APERÇU DE L’HISTOIRE DE L’ÉGYPTE

Depuis les temps les plus reculés jusqu’à la Conquête Musulmane.

 

INTRODUCTION.

 

 

L’histoire nous apprend que l’Égypte est bornée au Nord par la Méditerranée, au Sud par la cataracte d’Assouan. Mais l’histoire, en posant ces limites, ne tient aucun compte des indications fournies soit par la géographie, soit par l’étude comparée des races. Au Nord-Est du continent africain, de la mer à l’équateur, s’étend une zone immense de terrain formée par le même fleuve, par lui seul fertilisée.
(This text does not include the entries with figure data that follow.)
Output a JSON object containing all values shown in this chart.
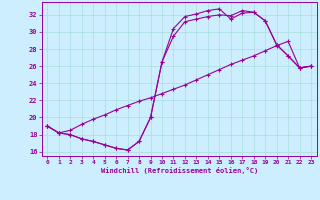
{
  "xlabel": "Windchill (Refroidissement éolien,°C)",
  "line_color": "#990099",
  "bg_color": "#cceeff",
  "grid_color": "#aadddd",
  "xlim": [
    -0.5,
    23.5
  ],
  "ylim": [
    15.5,
    33.5
  ],
  "yticks": [
    16,
    18,
    20,
    22,
    24,
    26,
    28,
    30,
    32
  ],
  "xticks": [
    0,
    1,
    2,
    3,
    4,
    5,
    6,
    7,
    8,
    9,
    10,
    11,
    12,
    13,
    14,
    15,
    16,
    17,
    18,
    19,
    20,
    21,
    22,
    23
  ],
  "line1_x": [
    0,
    1,
    2,
    3,
    4,
    5,
    6,
    7,
    8,
    9,
    10,
    11,
    12,
    13,
    14,
    15,
    16,
    17,
    18,
    19,
    20,
    21,
    22,
    23
  ],
  "line1_y": [
    19.0,
    18.2,
    18.0,
    17.5,
    17.2,
    16.8,
    16.4,
    16.2,
    17.2,
    20.0,
    26.5,
    30.4,
    31.8,
    32.1,
    32.5,
    32.7,
    31.5,
    32.2,
    32.3,
    31.3,
    28.5,
    27.2,
    25.8,
    26.0
  ],
  "line2_x": [
    0,
    1,
    2,
    3,
    4,
    5,
    6,
    7,
    8,
    9,
    10,
    11,
    12,
    13,
    14,
    15,
    16,
    17,
    18,
    19,
    20,
    21,
    22,
    23
  ],
  "line2_y": [
    19.0,
    18.2,
    18.5,
    19.2,
    19.8,
    20.3,
    20.9,
    21.4,
    21.9,
    22.3,
    22.8,
    23.3,
    23.8,
    24.4,
    25.0,
    25.6,
    26.2,
    26.7,
    27.2,
    27.8,
    28.4,
    28.9,
    25.8,
    26.0
  ],
  "line3_x": [
    0,
    1,
    2,
    3,
    4,
    5,
    6,
    7,
    8,
    9,
    10,
    11,
    12,
    13,
    14,
    15,
    16,
    17,
    18,
    19,
    20,
    21,
    22,
    23
  ],
  "line3_y": [
    19.0,
    18.2,
    18.0,
    17.5,
    17.2,
    16.8,
    16.4,
    16.2,
    17.2,
    20.0,
    26.5,
    29.5,
    31.2,
    31.5,
    31.8,
    32.0,
    31.9,
    32.5,
    32.3,
    31.3,
    28.5,
    27.2,
    25.8,
    26.0
  ]
}
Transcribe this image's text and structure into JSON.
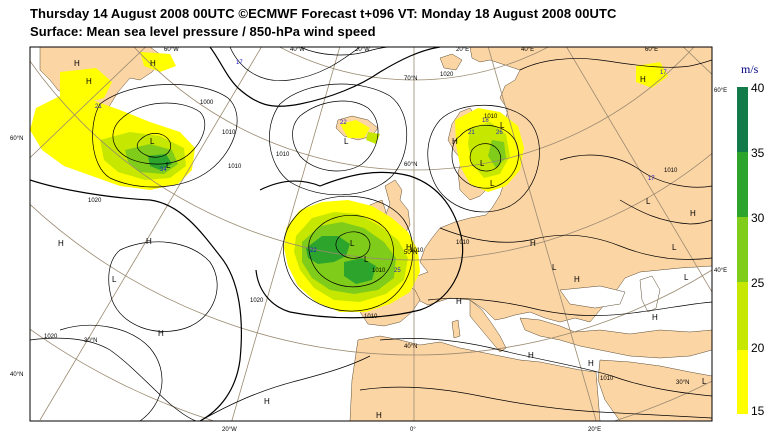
{
  "title_line1": "Thursday 14 August 2008 00UTC ©ECMWF Forecast t+096 VT: Monday 18 August 2008 00UTC",
  "title_line2": "Surface: Mean sea level pressure / 850-hPa wind speed",
  "colorbar": {
    "unit": "m/s",
    "labels": [
      "40",
      "35",
      "30",
      "25",
      "20",
      "15"
    ],
    "bands": [
      {
        "from": 15,
        "to": 20,
        "color": "#ffff00"
      },
      {
        "from": 20,
        "to": 25,
        "color": "#c6e800"
      },
      {
        "from": 25,
        "to": 30,
        "color": "#7fcc1a"
      },
      {
        "from": 30,
        "to": 35,
        "color": "#2da52d"
      },
      {
        "from": 35,
        "to": 40,
        "color": "#137a4a"
      }
    ]
  },
  "colors": {
    "land": "#fcd5a5",
    "sea": "#ffffff",
    "isobar": "#000000",
    "grid": "#9a8a70"
  },
  "grid_labels": {
    "top": [
      "60°W",
      "40°W",
      "20°W",
      "20°E",
      "40°E",
      "60°E"
    ],
    "bottom": [
      "20°W",
      "0°",
      "20°E"
    ],
    "left": [
      "60°N",
      "40°N"
    ],
    "right": [
      "60°E",
      "40°E"
    ],
    "interior": [
      "70°N",
      "60°N",
      "50°N",
      "40°N",
      "30°N",
      "30°N"
    ]
  },
  "pressure_centres": {
    "highs": [
      "H",
      "H",
      "H",
      "H",
      "H",
      "H",
      "H",
      "H",
      "H",
      "H",
      "H",
      "H",
      "H",
      "H",
      "H",
      "H",
      "H",
      "H"
    ],
    "lows": [
      "L",
      "L",
      "L",
      "L",
      "L",
      "L",
      "L",
      "L",
      "L",
      "L",
      "L",
      "L",
      "L",
      "L"
    ]
  },
  "isobar_labels": [
    "1020",
    "1020",
    "1000",
    "1010",
    "1010",
    "1020",
    "1010",
    "1010",
    "1010",
    "1010",
    "1010",
    "1010",
    "1010",
    "1010",
    "1020"
  ],
  "wind_maxima": [
    "21",
    "34",
    "22",
    "22",
    "17",
    "17",
    "18",
    "25",
    "26",
    "17",
    "21"
  ]
}
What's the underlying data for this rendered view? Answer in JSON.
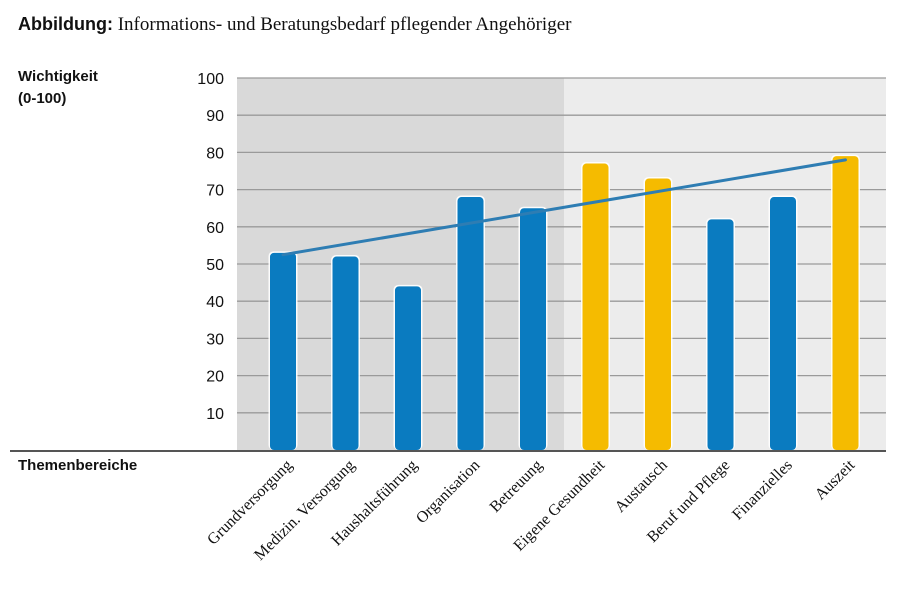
{
  "figure": {
    "title_prefix": "Abbildung:",
    "title_text": "Informations- und Beratungsbedarf pflegender Angehöriger"
  },
  "colors": {
    "blue": "#0a7bc0",
    "yellow": "#f5bb00",
    "trend": "#2e7db3",
    "shade_left": "#d9d9d9",
    "shade_right": "#ececec"
  },
  "chart_data": {
    "type": "bar",
    "ylabel_line1": "Wichtigkeit",
    "ylabel_line2": "(0-100)",
    "xlabel": "Themenbereiche",
    "ylim": [
      0,
      100
    ],
    "yticks": [
      10,
      20,
      30,
      40,
      50,
      60,
      70,
      80,
      90,
      100
    ],
    "grid": true,
    "categories": [
      "Grundversorgung",
      "Medizin. Versorgung",
      "Haushaltsführung",
      "Organisation",
      "Betreuung",
      "Eigene Gesundheit",
      "Austausch",
      "Beruf und Pflege",
      "Finanzielles",
      "Auszeit"
    ],
    "values": [
      53,
      52,
      44,
      68,
      65,
      77,
      73,
      62,
      68,
      79
    ],
    "highlight": [
      false,
      false,
      false,
      false,
      false,
      true,
      true,
      false,
      false,
      true
    ],
    "shaded_regions": [
      {
        "from_category": 0,
        "to_category": 4,
        "shade": "darker"
      },
      {
        "from_category": 5,
        "to_category": 9,
        "shade": "lighter"
      }
    ],
    "trendline": {
      "start": 52.5,
      "end": 78
    }
  }
}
D’un autre côté, des races diverses qui peuplent les rives de ce fleuve, les unes sont incultes, sauvages, incapables de se gouverner elles-mêmes ; au contraire, en deçà du tropique, on rencontre une nation qui mérite l’admiration des hommes par sa gloire, par son industrie, par tous les éléments de civilisation qu’elle possède en son sein. L’histoire devrait donc dire que l’Égypte s’étend là où coule le Nil, et qu’ainsi l’Égypte a le droit de revendiquer comme son domaine toutes les terres qu’arrose ce fleuve célèbre, aussi loin qu’elles s’étendent vers le Sud.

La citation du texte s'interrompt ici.